The Greeks were passionate geometry. Two instruments were intended to build everything: the rule (non-graduate) and compass. The construction of the circle and the square was of course obvious! So were the two fundamental figures, given to men by the gods. With persistence, imagination suffering too, Euclid, Archimedes, raised all challenges. Yet three figures resisted all attempts.

# History of Mathematics

## The duplication of the cube

Hippocrates of Chios (430 BC)

We were in the sixth century before Christ. The priests were gathered around the Oracle. The latter promised them to free Greece from the brown plague. But that prophecy come true, it was necessary that the volume of the altar of Apollo is doubled. This altar was a large cube of side and therefore d³ volume: the problem was simple: a volume of 2 cubic d³. We went for the greatest mathematicians; they doubled the length of one side and thus obtained a cube of side 2d and therefore volume 8 d³ and non-2d³ not. The plague devastated the country. It was perhaps take the problem the other way. Find a volume of cube ³√ (2d³) or simplifying d³√2. It took until 2500 years to discover that the cube root of 2 was (and still is) not constructible with a ruler and compass.

# History of Mathematics

## The angle trisection

Hippias of Elis (425 BC)

It was easy to cut an angle into two. It was located on the intersection of two segments that form the corner and drew a circle with a compass.

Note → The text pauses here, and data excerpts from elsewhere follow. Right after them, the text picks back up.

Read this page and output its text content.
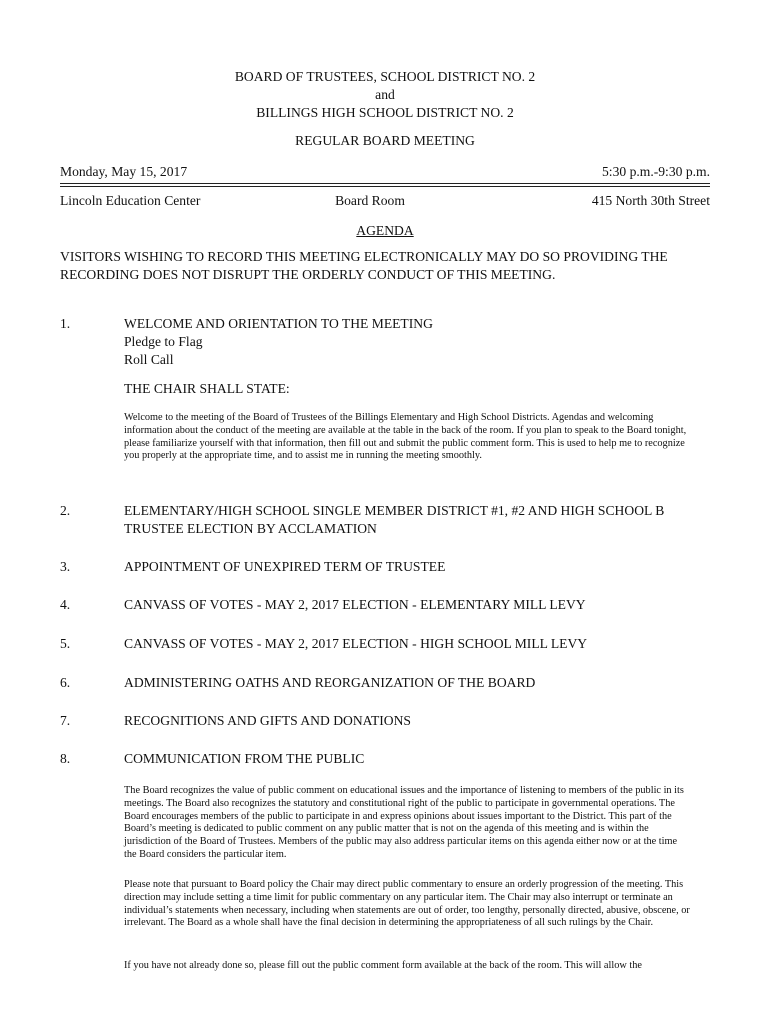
BOARD OF TRUSTEES, SCHOOL DISTRICT NO. 2
and
BILLINGS HIGH SCHOOL DISTRICT NO. 2
REGULAR BOARD MEETING
Monday, May 15, 2017	5:30 p.m.-9:30 p.m.
Lincoln Education Center	Board Room	415 North 30th Street
AGENDA
VISITORS WISHING TO RECORD THIS MEETING ELECTRONICALLY MAY DO SO PROVIDING THE RECORDING DOES NOT DISRUPT THE ORDERLY CONDUCT OF THIS MEETING.
1.	WELCOME AND ORIENTATION TO THE MEETING
Pledge to Flag
Roll Call
THE CHAIR SHALL STATE:
Welcome to the meeting of the Board of Trustees of the Billings Elementary and High School Districts. Agendas and welcoming information about the conduct of the meeting are available at the table in the back of the room. If you plan to speak to the Board tonight, please familiarize yourself with that information, then fill out and submit the public comment form. This is used to help me to recognize you properly at the appropriate time, and to assist me in running the meeting smoothly.
2.	ELEMENTARY/HIGH SCHOOL SINGLE MEMBER DISTRICT #1, #2 AND HIGH SCHOOL B TRUSTEE ELECTION BY ACCLAMATION
3.	APPOINTMENT OF UNEXPIRED TERM OF TRUSTEE
4.	CANVASS OF VOTES - MAY 2, 2017 ELECTION - ELEMENTARY MILL LEVY
5.	CANVASS OF VOTES - MAY 2, 2017 ELECTION - HIGH SCHOOL MILL LEVY
6.	ADMINISTERING OATHS AND REORGANIZATION OF THE BOARD
7.	RECOGNITIONS AND GIFTS AND DONATIONS
8.	COMMUNICATION FROM THE PUBLIC
The Board recognizes the value of public comment on educational issues and the importance of listening to members of the public in its meetings. The Board also recognizes the statutory and constitutional right of the public to participate in governmental operations. The Board encourages members of the public to participate in and express opinions about issues important to the District. This part of the Board’s meeting is dedicated to public comment on any public matter that is not on the agenda of this meeting and is within the jurisdiction of the Board of Trustees. Members of the public may also address particular items on this agenda either now or at the time the Board considers the particular item.
Please note that pursuant to Board policy the Chair may direct public commentary to ensure an orderly progression of the meeting. This direction may include setting a time limit for public commentary on any particular item. The Chair may also interrupt or terminate an individual’s statements when necessary, including when statements are out of order, too lengthy, personally directed, abusive, obscene, or irrelevant. The Board as a whole shall have the final decision in determining the appropriateness of all such rulings by the Chair.
If you have not already done so, please fill out the public comment form available at the back of the room. This will allow the
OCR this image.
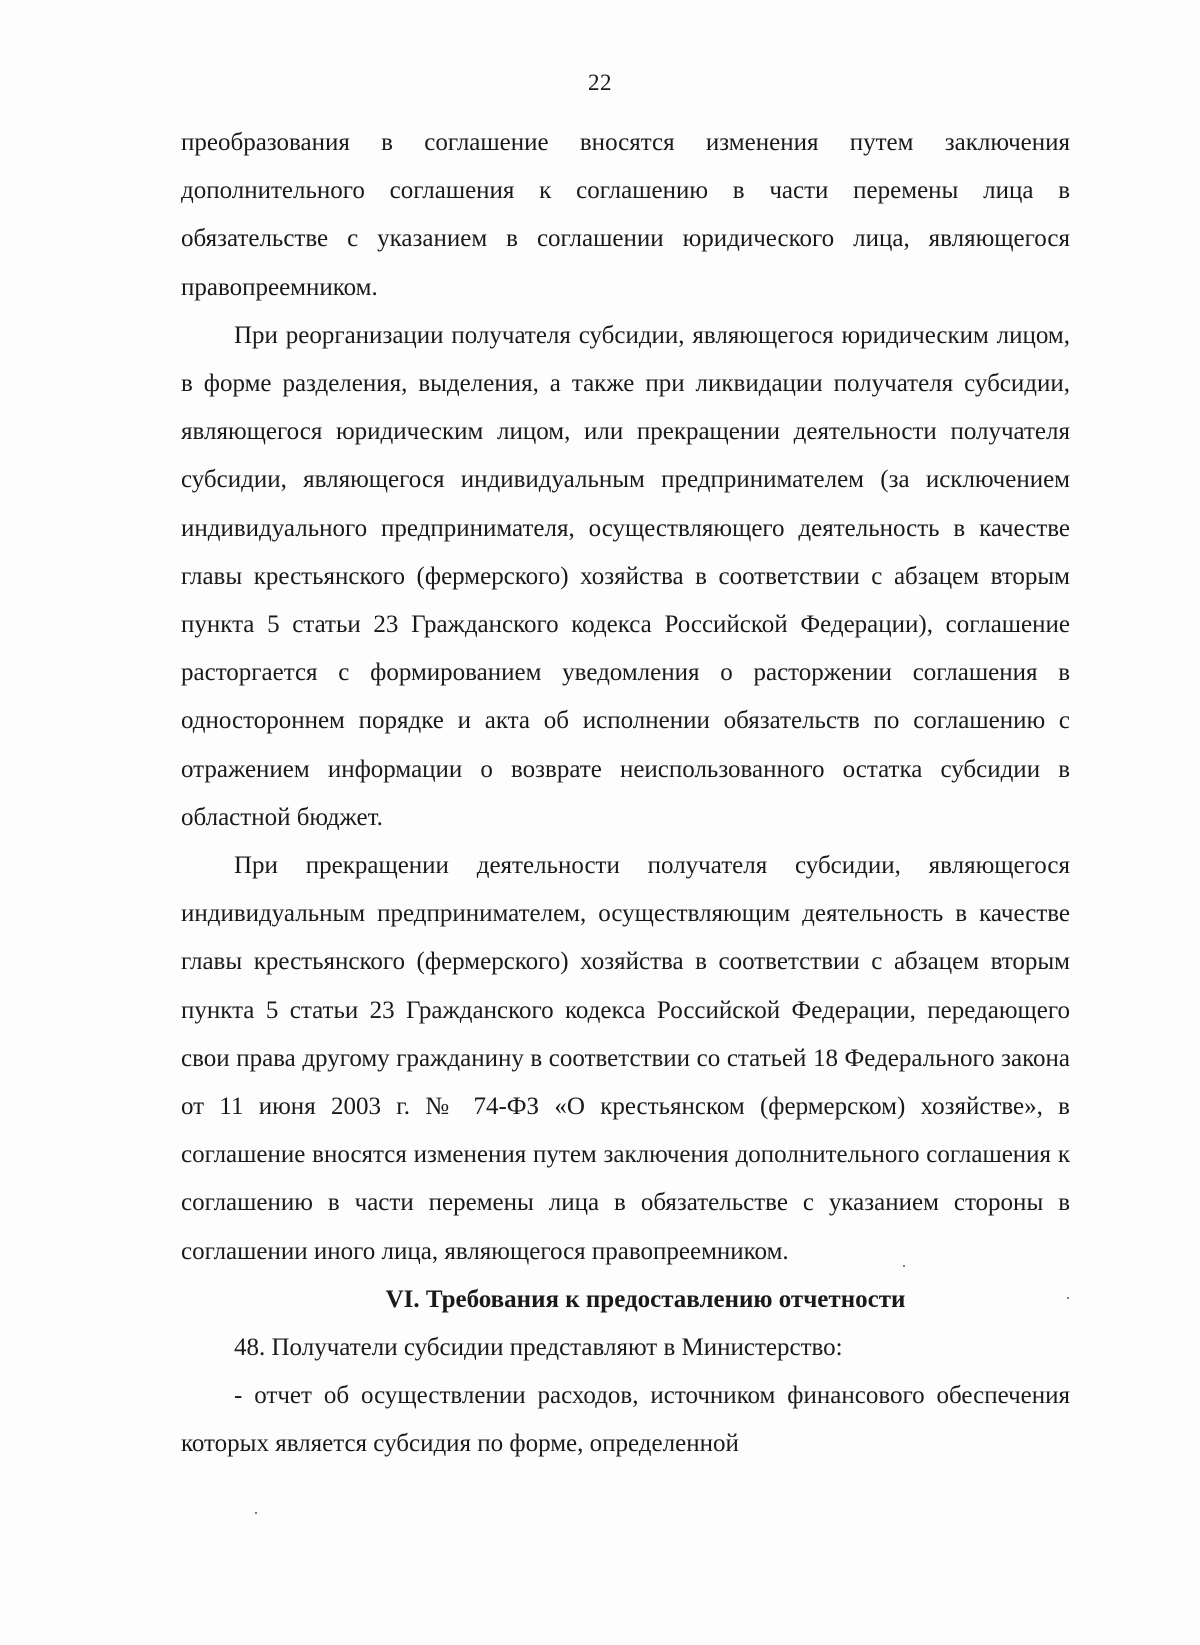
22

преобразования в соглашение вносятся изменения путем заключения дополнительного соглашения к соглашению в части перемены лица в обязательстве с указанием в соглашении юридического лица, являющегося правопреемником.

При реорганизации получателя субсидии, являющегося юридическим лицом, в форме разделения, выделения, а также при ликвидации получателя субсидии, являющегося юридическим лицом, или прекращении деятельности получателя субсидии, являющегося индивидуальным предпринимателем (за исключением индивидуального предпринимателя, осуществляющего деятельность в качестве главы крестьянского (фермерского) хозяйства в соответствии с абзацем вторым пункта 5 статьи 23 Гражданского кодекса Российской Федерации), соглашение расторгается с формированием уведомления о расторжении соглашения в одностороннем порядке и акта об исполнении обязательств по соглашению с отражением информации о возврате неиспользованного остатка субсидии в областной бюджет.

При прекращении деятельности получателя субсидии, являющегося индивидуальным предпринимателем, осуществляющим деятельность в качестве главы крестьянского (фермерского) хозяйства в соответствии с абзацем вторым пункта 5 статьи 23 Гражданского кодекса Российской Федерации, передающего свои права другому гражданину в соответствии со статьей 18 Федерального закона от 11 июня 2003 г. № 74-ФЗ «О крестьянском (фермерском) хозяйстве», в соглашение вносятся изменения путем заключения дополнительного соглашения к соглашению в части перемены лица в обязательстве с указанием стороны в соглашении иного лица, являющегося правопреемником.

VI. Требования к предоставлению отчетности

48. Получатели субсидии представляют в Министерство:

- отчет об осуществлении расходов, источником финансового обеспечения которых является субсидия по форме, определенной
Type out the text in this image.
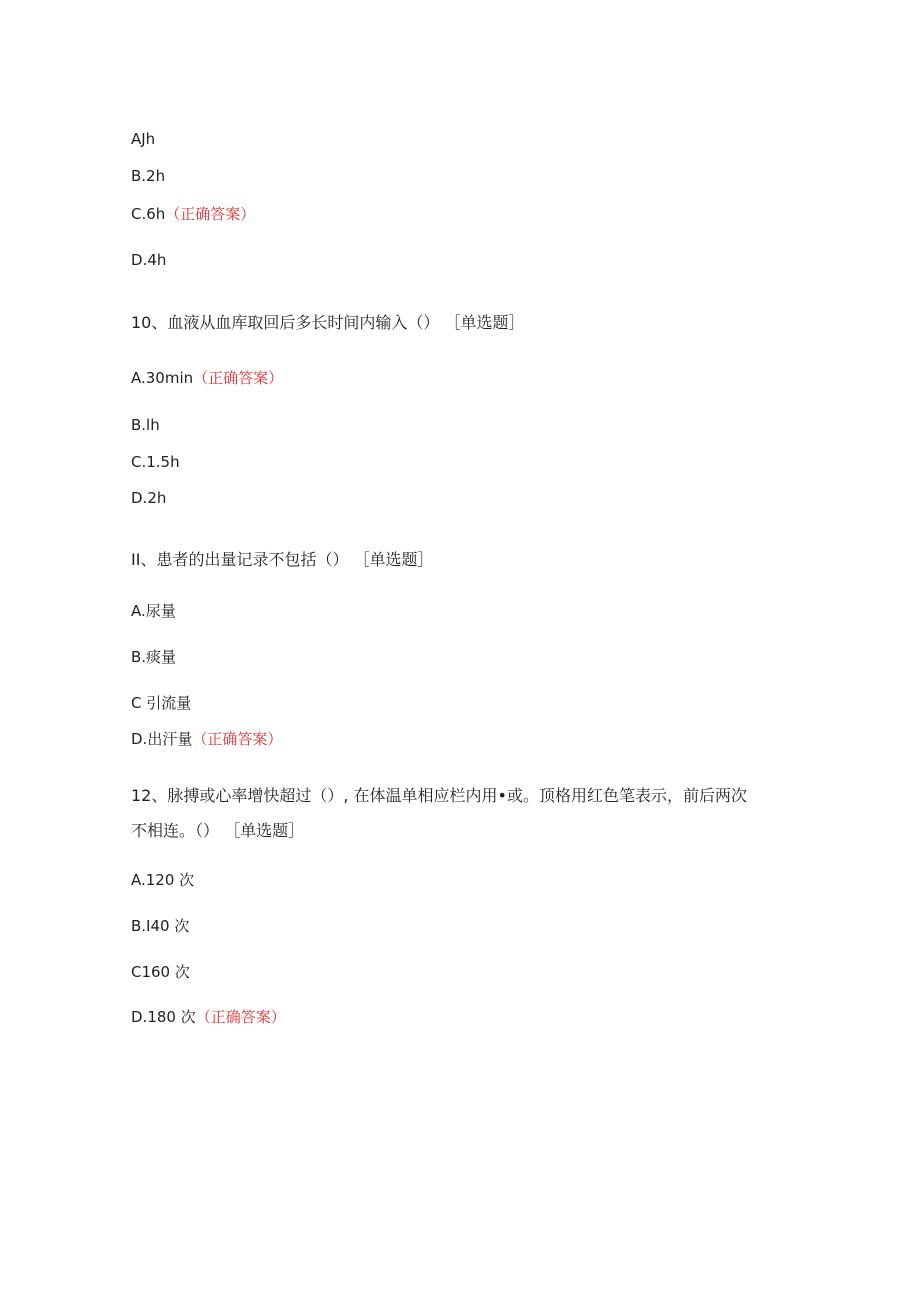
AJh
B.2h
C.6h（正确答案）
D.4h
10、血液从血库取回后多长时间内输入（） ［单选题］
A.30min（正确答案）
B.lh
C.1.5h
D.2h
II、患者的出量记录不包括（） ［单选题］
A.尿量
B.痰量
C 引流量
D.出汗量（正确答案）
12、脉搏或心率增快超过（）, 在体温单相应栏内用•或。顶格用红色笔表示，前后两次
不相连。（） ［单选题］
A.120 次
B.I40 次
C160 次
D.180 次（正确答案）
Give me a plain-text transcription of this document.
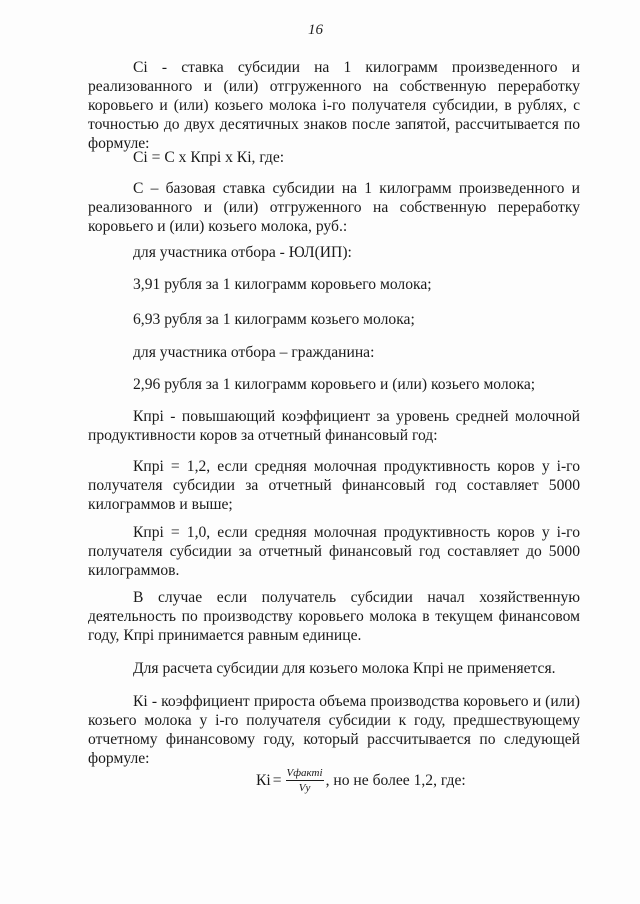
16
Сi - ставка субсидии на 1 килограмм произведенного и реализованного и (или) отгруженного на собственную переработку коровьего и (или) козьего молока i-го получателя субсидии, в рублях, с точностью до двух десятичных знаков после запятой, рассчитывается по формуле:
Сi = С х Кпрi х Кi, где:
С – базовая ставка субсидии на 1 килограмм произведенного и реализованного и (или) отгруженного на собственную переработку коровьего и (или) козьего молока, руб.:
для участника отбора - ЮЛ(ИП):
3,91 рубля за 1 килограмм коровьего молока;
6,93 рубля за 1 килограмм козьего молока;
для участника отбора – гражданина:
2,96 рубля за 1 килограмм коровьего и (или) козьего молока;
Кпрi - повышающий коэффициент за уровень средней молочной продуктивности коров за отчетный финансовый год:
Кпрi = 1,2, если средняя молочная продуктивность коров у i-го получателя субсидии за отчетный финансовый год составляет 5000 килограммов и выше;
Кпрi = 1,0, если средняя молочная продуктивность коров у i-го получателя субсидии за отчетный финансовый год составляет до 5000 килограммов.
В случае если получатель субсидии начал хозяйственную деятельность по производству коровьего молока в текущем финансовом году, Кпрi принимается равным единице.
Для расчета субсидии для козьего молока Кпрi не применяется.
Кi - коэффициент прироста объема производства коровьего и (или) козьего молока у i-го получателя субсидии к году, предшествующему отчетному финансовому году, который рассчитывается по следующей формуле:
Кi = $\frac{\text{Vфактi}}{Vу}$ , но не более 1,2, где:
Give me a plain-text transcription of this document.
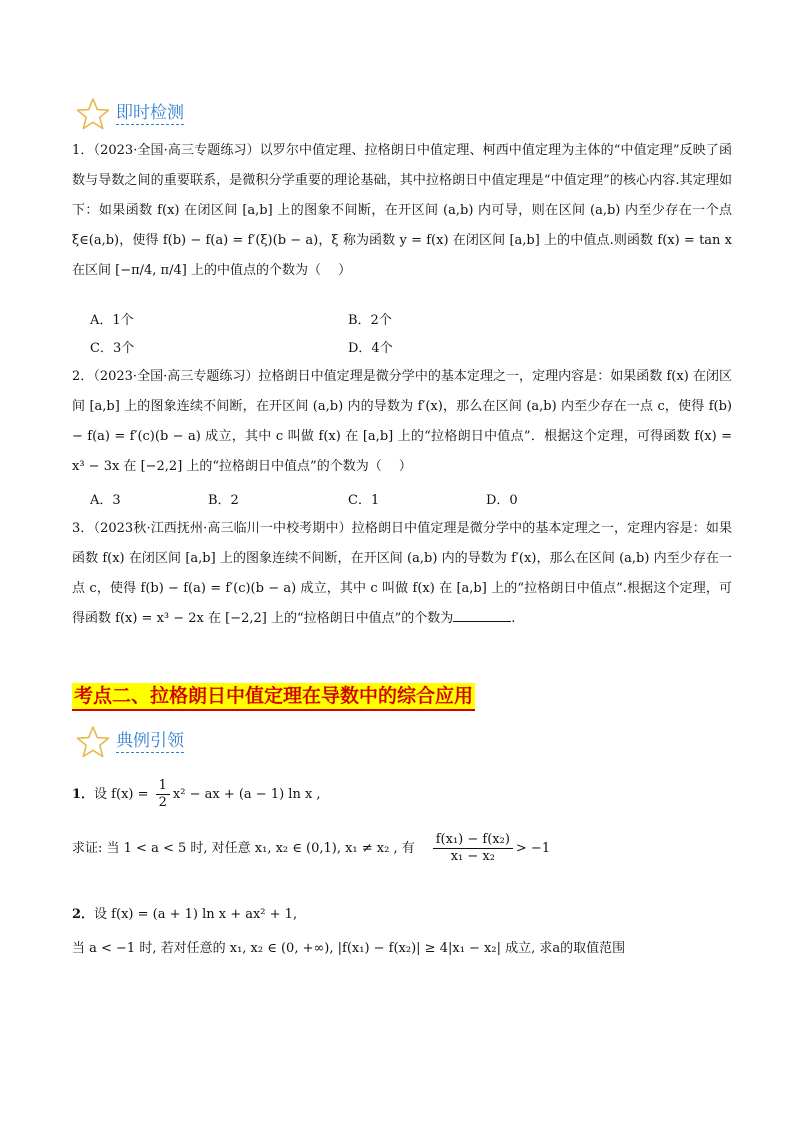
即时检测
1．（2023·全国·高三专题练习）以罗尔中值定理、拉格朗日中值定理、柯西中值定理为主体的“中值定理”反映了函数与导数之间的重要联系，是微积分学重要的理论基础，其中拉格朗日中值定理是“中值定理”的核心内容.其定理如下：如果函数 f(x) 在闭区间 [a,b] 上的图象不间断，在开区间 (a,b) 内可导，则在区间 (a,b) 内至少存在一个点 ξ∈(a,b)，使得 f(b) − f(a) = f′(ξ)(b − a)，ξ 称为函数 y = f(x) 在闭区间 [a,b] 上的中值点.则函数 f(x) = tan x 在区间 [−π/4, π/4] 上的中值点的个数为（　 ）
A．1个	B．2个
C．3个	D．4个
2．（2023·全国·高三专题练习）拉格朗日中值定理是微分学中的基本定理之一，定理内容是：如果函数 f(x) 在闭区间 [a,b] 上的图象连续不间断，在开区间 (a,b) 内的导数为 f′(x)，那么在区间 (a,b) 内至少存在一点 c，使得 f(b) − f(a) = f′(c)(b − a) 成立，其中 c 叫做 f(x) 在 [a,b] 上的“拉格朗日中值点”．根据这个定理，可得函数 f(x) = x³ − 3x 在 [−2,2] 上的“拉格朗日中值点”的个数为（　 ）
A．3	B．2	C．1	D．0
3．（2023秋·江西抚州·高三临川一中校考期中）拉格朗日中值定理是微分学中的基本定理之一，定理内容是：如果函数 f(x) 在闭区间 [a,b] 上的图象连续不间断，在开区间 (a,b) 内的导数为 f′(x)，那么在区间 (a,b) 内至少存在一点 c，使得 f(b) − f(a) = f′(c)(b − a) 成立，其中 c 叫做 f(x) 在 [a,b] 上的“拉格朗日中值点”.根据这个定理，可得函数 f(x) = x³ − 2x 在 [−2,2] 上的“拉格朗日中值点”的个数为	.
考点二、拉格朗日中值定理在导数中的综合应用
典例引领
1．设 $f(x) = \frac{1}{2} x^2$ − ax + (a − 1) ln x ,
求证: 当 1 < a < 5 时, 对任意 x₁, x₂ ∈ (0,1), x₁ ≠ x₂ , 有 $\frac{\text{f(x₁) − f(x₂)}}{\text{x₁ − x₂}} > -1$
2．设 f(x) = (a + 1) ln x + ax² + 1,
当 a < −1 时, 若对任意的 x₁, x₂ ∈ (0, +∞), |f(x₁) − f(x₂)| ≥ 4|x₁ − x₂| 成立, 求a的取值范围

This circle cut the segments in a point. two new circles is traced from these two new centers. These two circles intersected in two points. The straight line passing through these two points was that bisects the angle cut in half.

But how to cut the angle in three? Impossible. The greatest mathematicians broke teeth, the tip of their compass and their rules.

2500 years were still necessary so that it was impossible.

# History of Mathematics

## Squaring the circle

Artemon of Clazomenae (435 BC)

As we saw the square was magical. It was the standard of measurement. Any surface must be reduced to a square surface. For a rectangle, it was pretty simple: its surface was (and still is) equal to d × D. The square of the same area must have a side of √d × D.

We became interested in the circle. He had a radius R. How to build a square of the same area? The Egyptians already knew an approximate value of Π . The Greeks had refined. The surface of the circle was to Π R². The square had to have one side a = √ (ΠR²) or a = R√Π, nothing more simple. He had to wait the nineteenth century to discover that Π is transcendent; that is to say, it is not the solution of an equation of the type a² = Π. We must demonstrate to  Carl Louis Ferdinand von Lindemann.